Costs - davidmarsoni/llog GitHub Wiki
Costs are an important point to consider when we are using LLM and Cloud services. In this section, we will explain the cost of the different services used in the project and how to reduce them.
:mag: Tavily
Tavily is a web search engine that allows you to search the web for information. It is used in our project to provide a web search tool for our agents.
The cost of the Tavily API is free for the first 1000 requests per month. After that, the cost is 0.008 dollars per request. As our project is not used by real users, we won't exceed the free tier of the Tavily API.

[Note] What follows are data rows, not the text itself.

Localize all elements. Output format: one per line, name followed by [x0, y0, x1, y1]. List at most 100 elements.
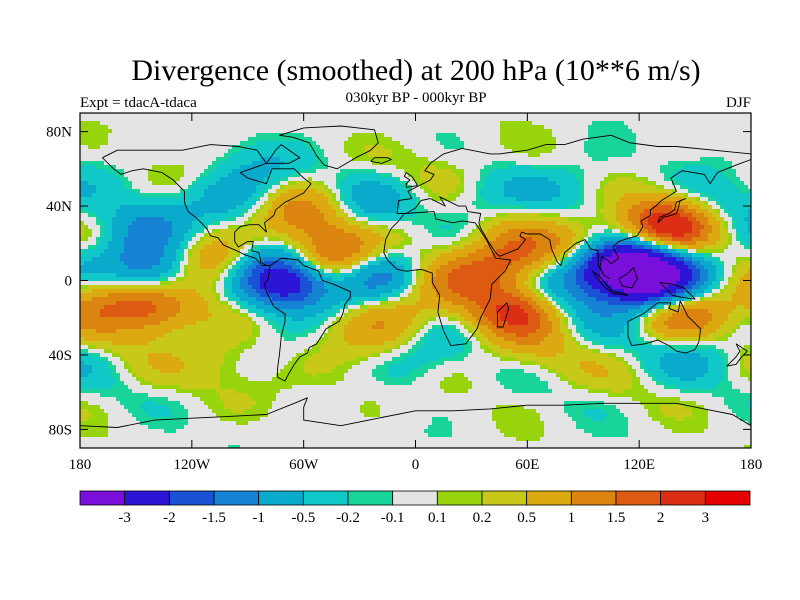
field-cell — [356, 141, 361, 146]
field-cell — [316, 153, 321, 158]
field-cell — [180, 133, 185, 138]
field-cell — [600, 189, 605, 194]
field-cell — [672, 121, 677, 126]
field-cell — [580, 205, 585, 210]
field-cell — [744, 201, 749, 206]
field-cell — [232, 205, 237, 210]
field-cell — [428, 169, 433, 174]
field-cell — [384, 189, 389, 194]
field-cell — [512, 181, 517, 186]
field-cell — [204, 121, 209, 126]
field-cell — [80, 153, 85, 158]
field-cell — [192, 181, 197, 186]
field-cell — [80, 169, 85, 174]
field-cell — [584, 205, 589, 210]
field-cell — [432, 217, 437, 222]
field-cell — [224, 173, 229, 178]
field-cell — [676, 177, 681, 182]
field-cell — [432, 177, 437, 182]
field-cell — [264, 189, 269, 194]
field-cell — [668, 145, 673, 150]
field-cell — [200, 113, 205, 118]
field-cell — [296, 117, 301, 122]
field-cell — [312, 201, 317, 206]
field-cell — [116, 161, 121, 166]
field-cell — [344, 185, 349, 190]
field-cell — [704, 205, 709, 210]
field-cell — [556, 117, 561, 122]
field-cell — [196, 121, 201, 126]
field-cell — [716, 201, 721, 206]
field-cell — [468, 177, 473, 182]
field-cell — [136, 129, 141, 134]
field-cell — [120, 125, 125, 130]
field-cell — [680, 217, 685, 222]
field-cell — [560, 189, 565, 194]
field-cell — [436, 173, 441, 178]
field-cell — [312, 225, 317, 230]
field-cell — [412, 197, 417, 202]
field-cell — [96, 205, 101, 210]
field-cell — [112, 205, 117, 210]
field-cell — [84, 201, 89, 206]
field-cell — [208, 189, 213, 194]
field-cell — [284, 133, 289, 138]
field-cell — [544, 177, 549, 182]
field-cell — [700, 181, 705, 186]
field-cell — [716, 205, 721, 210]
field-cell — [256, 229, 261, 234]
field-cell — [424, 209, 429, 214]
field-cell — [452, 213, 457, 218]
field-cell — [512, 129, 517, 134]
field-cell — [100, 145, 105, 150]
field-cell — [428, 189, 433, 194]
field-cell — [408, 121, 413, 126]
field-cell — [180, 141, 185, 146]
field-cell — [592, 161, 597, 166]
field-cell — [440, 157, 445, 162]
field-cell — [692, 185, 697, 190]
field-cell — [164, 153, 169, 158]
field-cell — [84, 169, 89, 174]
field-cell — [556, 209, 561, 214]
field-cell — [96, 201, 101, 206]
field-cell — [180, 117, 185, 122]
field-cell — [228, 201, 233, 206]
field-cell — [580, 189, 585, 194]
field-cell — [396, 121, 401, 126]
field-cell — [444, 225, 449, 230]
field-cell — [444, 189, 449, 194]
field-cell — [256, 185, 261, 190]
field-cell — [680, 169, 685, 174]
field-cell — [680, 113, 685, 118]
field-cell — [132, 125, 137, 130]
field-cell — [148, 153, 153, 158]
field-cell — [536, 161, 541, 166]
field-cell — [484, 229, 489, 234]
field-cell — [204, 133, 209, 138]
field-cell — [428, 213, 433, 218]
field-cell — [296, 201, 301, 206]
field-cell — [160, 125, 165, 130]
field-cell — [252, 193, 257, 198]
field-cell — [332, 181, 337, 186]
field-cell — [416, 193, 421, 198]
field-cell — [636, 185, 641, 190]
field-cell — [104, 229, 109, 234]
field-cell — [204, 161, 209, 166]
field-cell — [396, 189, 401, 194]
field-cell — [92, 125, 97, 130]
field-cell — [616, 165, 621, 170]
field-cell — [708, 137, 713, 142]
field-cell — [688, 133, 693, 138]
field-cell — [248, 133, 253, 138]
field-cell — [604, 221, 609, 226]
field-cell — [400, 149, 405, 154]
field-cell — [204, 225, 209, 230]
field-cell — [492, 197, 497, 202]
field-cell — [120, 117, 125, 122]
field-cell — [628, 213, 633, 218]
field-cell — [348, 225, 353, 230]
field-cell — [620, 117, 625, 122]
field-cell — [380, 189, 385, 194]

If you want to have more information about the Tavily API pricing, you can check the official documentation here.
:robot: OpenAI API
The OpenAI API is mostly a paid service. The actual free tier is so limited that it is not possible to use it for a real project.
The cost of the OpenAI API can vary a lot depending on the model used and the number of requests and tokens used. For our project, we are using the GPT-4o-mini model. This model is the most cost-effective model of OpenAI, and it is a great model for our project.
This model currently costs around 0.4 dollars for 1 million tokens. This is a very low cost compared to the other models of OpenAI.
For example, 100 requests of 10,000 tokens (including the input and output tokens) will cost around 0.4 dollars.
Here below is the screenshot taken on the 12th of July 2024 of the OpenAI API pricing page for this model.
To see the current pricing of the OpenAI API, you can check the official documentation here.
With LlamaIndex, we can also use the OpenAI API to generate the indexes. These indexes are generated using another model of OpenAI called text-embedding-ada-002
. This model is cheap, and it is a great model for generating the indexes. The cost of this model is 0.1 dollars for 1 million tokens. This is a very low cost compared to the other models of OpenAI.
For example, 1 million tokens represent 750,000 words, which correspond to 1000-2500 pages of text. This is a very low cost for generating the indexes.
Here below is the screenshot taken on the 12th of July 2024 of the OpenAI API pricing page for this model.
To see the current pricing of the OpenAI API, you can check the official documentation here.
:cloud: Google Cloud Storage
Google Cloud Storage, which is one of the Google solutions to store files, is a paid service. The cost of the service depends on the amount of data stored and the number of requests made to the service.
For our project, we are using a Google Cloud Storage bucket to store the files and indexes. The size of these files isn't really big. For example, the size of the indexes, raw data, and metadata is around 1MB for a 600-page PDF file.
Moreover, the cost of Google Cloud Storage is very low for small amounts of data. For our use case, the current cost of Google Cloud Storage for a europe-west6
(Zurich) region for standard storage is around 0.0025 dollars per GB per month. This is a very low cost for our usage.
To have the current detailed pricing of the Google Cloud Storage you can check the official pricing page here.
:rocket: Google Cloud Run
Google Cloud Run is a serverless container service that allows you to run your docker containers on the cloud. The cost of this service is based on multiple factors such as the number of requests, the amount of CPU and memory used, and the duration of the requests. A free tier is available for the first 2 million requests per month, first 180,000 vCPU-seconds, and first 360,000 GB-seconds of memory. To be able to use this free tier you need to create your app run inside the region us-central1 this free tier isn't available in the other regions.
For our project, as we don't have any real usage of the app by end users, the free tier is enough to cover the cost of the service.
For detailed pricing of Google Cloud Run, you can check the official pricing page here.
If you want an estimate of the cost of Google Cloud Run, you can use the Google Cloud Pricing Calculator. Here, you will have to enter the following parameters:
:package: Artifact Registry
Google Cloud Artifact Registry is a service that stores the builds of the Docker images. This service uses the same pricing as Google Cloud Storage. The cost of this service is based on the amount of data stored and the number of requests made to the service. As the project builds are larger than the files stored in the Google Cloud Storage bucket, the cost of this service is a bit higher than Google Cloud Storage. Also, we were not aware at first that Artifact Registry saves Docker images indefinitely unless you delete them. So, we have set up rules to delete the builds after 24 hours. This is a good practice to avoid having too much data stored in the Artifact Registry and avoid incurring excessive costs.
:memo: Notion API
The Notion API is free to use. However, it has enormous limitations. The main limitation is the number of characters that can be returned each second.
For example, when you want to get the content of a page of, say, 5000 characters, the API will return only 1000 characters at a time, then you wait a few seconds to get the next 1000 characters. This is a big limitation when you want to get the content of a page with a lot of text.
To have a detailed view of the limitations of the Notion API, you can check the official documentation here.
:moneybag: Overall cost
The overall cost of the project is manageable and it is not too expensive. The two most expensive services are the OpenAI API and Artifact Registry. The other services are very cheap, and the free tier is enough to cover the cost of the project. The overall cost of the project is less than 1 dollar per month if we don't deploy the app. If we deploy the app, the cost will be around 5–10 dollars per month depending on the usage of the app.